Wien. Ein Fußballfeld ist circa 105 Meter lang und 65 Meter breit. In Österreich wurde in den vergangenen zehn Jahren jeden Tag eine Fläche von durchschnittlich 30 Fußballfeldern versiegelt, was einer Fläche von 20 Hektar entspricht. Damit sei Österreich Europameister -allerdings im negativen Sinn, sagte Hagelversicherung-Chef Kurt Weinberger am Montagabend bei einem "Kamingespräch" im Palais Pallavicini mit Experten. Bei gleichbleibendem Verbrauch würde es in 200 Jahren keine Agrarflächen mehr geben. Die Folgen sind noch weitreichender, zubetonierte Flächen können außerdem kein Wasser und kein Kohlendioxid speichern, was zu Überschwemmungen und Dürre führen kann.

Sechsmal zu viel

Das Problem ist freilich bekannt. Schon seit 2002 ist in der Nachhaltigkeitsstrategie der Bundesregierung festgeschrieben, dass täglich nur noch 2,5 Hektar zubetoniert werden dürfen. Heute, 15 Jahre danach, ist es noch immer sechsmal so viel. Seit dem Jahr 2001 sei somit die verbaute Fläche um 24 Prozent gewachsen, sagte Konrad Pesendorfer, Generaldirektor der Statistik Austria. Das entspreche einem Plus von rund 1090 Quadratkilometern. Zum Vergleich: Wien ist 414,6 Quadratkilometer groß. Etwa die gleiche Fläche nehmen aktuell ungenutzte Gewerbe- und Industriegründe sowie Wohnimmobilien ein. Ein geringfügiger Rückgang des Bodenverbrauchs sei allerdings zu erkennen, räumte Karl Kienzl vom Umweltbundesamt ein.
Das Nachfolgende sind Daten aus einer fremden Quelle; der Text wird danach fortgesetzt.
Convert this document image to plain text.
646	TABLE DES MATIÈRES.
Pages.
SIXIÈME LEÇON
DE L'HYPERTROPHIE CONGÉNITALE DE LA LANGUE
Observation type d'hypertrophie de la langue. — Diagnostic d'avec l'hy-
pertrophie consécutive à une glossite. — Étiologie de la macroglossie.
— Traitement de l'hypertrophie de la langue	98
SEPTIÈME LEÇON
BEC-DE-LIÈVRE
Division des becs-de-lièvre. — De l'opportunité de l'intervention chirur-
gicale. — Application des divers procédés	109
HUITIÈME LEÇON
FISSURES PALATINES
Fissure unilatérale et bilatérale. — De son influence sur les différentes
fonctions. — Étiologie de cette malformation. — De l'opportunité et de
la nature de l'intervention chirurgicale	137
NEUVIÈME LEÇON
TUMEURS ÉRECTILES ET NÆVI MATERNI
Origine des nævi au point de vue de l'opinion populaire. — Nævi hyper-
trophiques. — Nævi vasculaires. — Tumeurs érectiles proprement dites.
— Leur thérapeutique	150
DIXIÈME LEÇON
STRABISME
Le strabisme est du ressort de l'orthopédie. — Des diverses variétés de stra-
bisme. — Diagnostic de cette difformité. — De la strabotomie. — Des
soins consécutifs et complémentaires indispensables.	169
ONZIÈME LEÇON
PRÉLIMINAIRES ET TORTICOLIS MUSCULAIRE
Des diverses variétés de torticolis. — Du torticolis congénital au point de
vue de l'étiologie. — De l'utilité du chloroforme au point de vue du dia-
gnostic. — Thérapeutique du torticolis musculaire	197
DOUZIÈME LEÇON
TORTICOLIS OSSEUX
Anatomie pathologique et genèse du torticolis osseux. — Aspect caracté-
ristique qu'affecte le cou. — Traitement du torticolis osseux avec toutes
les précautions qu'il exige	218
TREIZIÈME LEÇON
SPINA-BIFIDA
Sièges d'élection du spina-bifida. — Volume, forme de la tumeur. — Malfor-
Die Experten des "Kamingesprächs" Weinberger, Pesendorfer, Kienzl und Salzburgs Grünen-Chefin, Landeshauptmann-Stellvertreterin Astrid Rössler, forderten eine grundlegende Änderung der Bodenpolitik in Richtung Nachhaltigkeit sowie eine Reform der Raumordnung.

Salzburg als Vorreiter

In Salzburg soll bereits mit 1. Jänner 2018 eine Novelle des Raumordnungsgesetzes in Kraft treten, die der voranschreitenden Bodenversiegelung entgegenwirken soll, sagte Rössler. Die Ansiedelung neuer Supermärkte soll zum Beispiel künftig nach strengeren Kriterien erfolgen.

Auch der vom Umweltministerium angekündigte Masterplan für den ländlichen Raum soll Maßnahmen gegen den überbordenden Bodenverbrauch beinhalten. Bereits jetzt stelle das Ministerium 55 Millionen Euro pro Jahr für die Altlastensanierung zur Verfügung, heißt es auf Nachfrage, mit denen je nach Bedarf auch die Sanierung kontaminierter, brachliegender Flächen finanziert werde.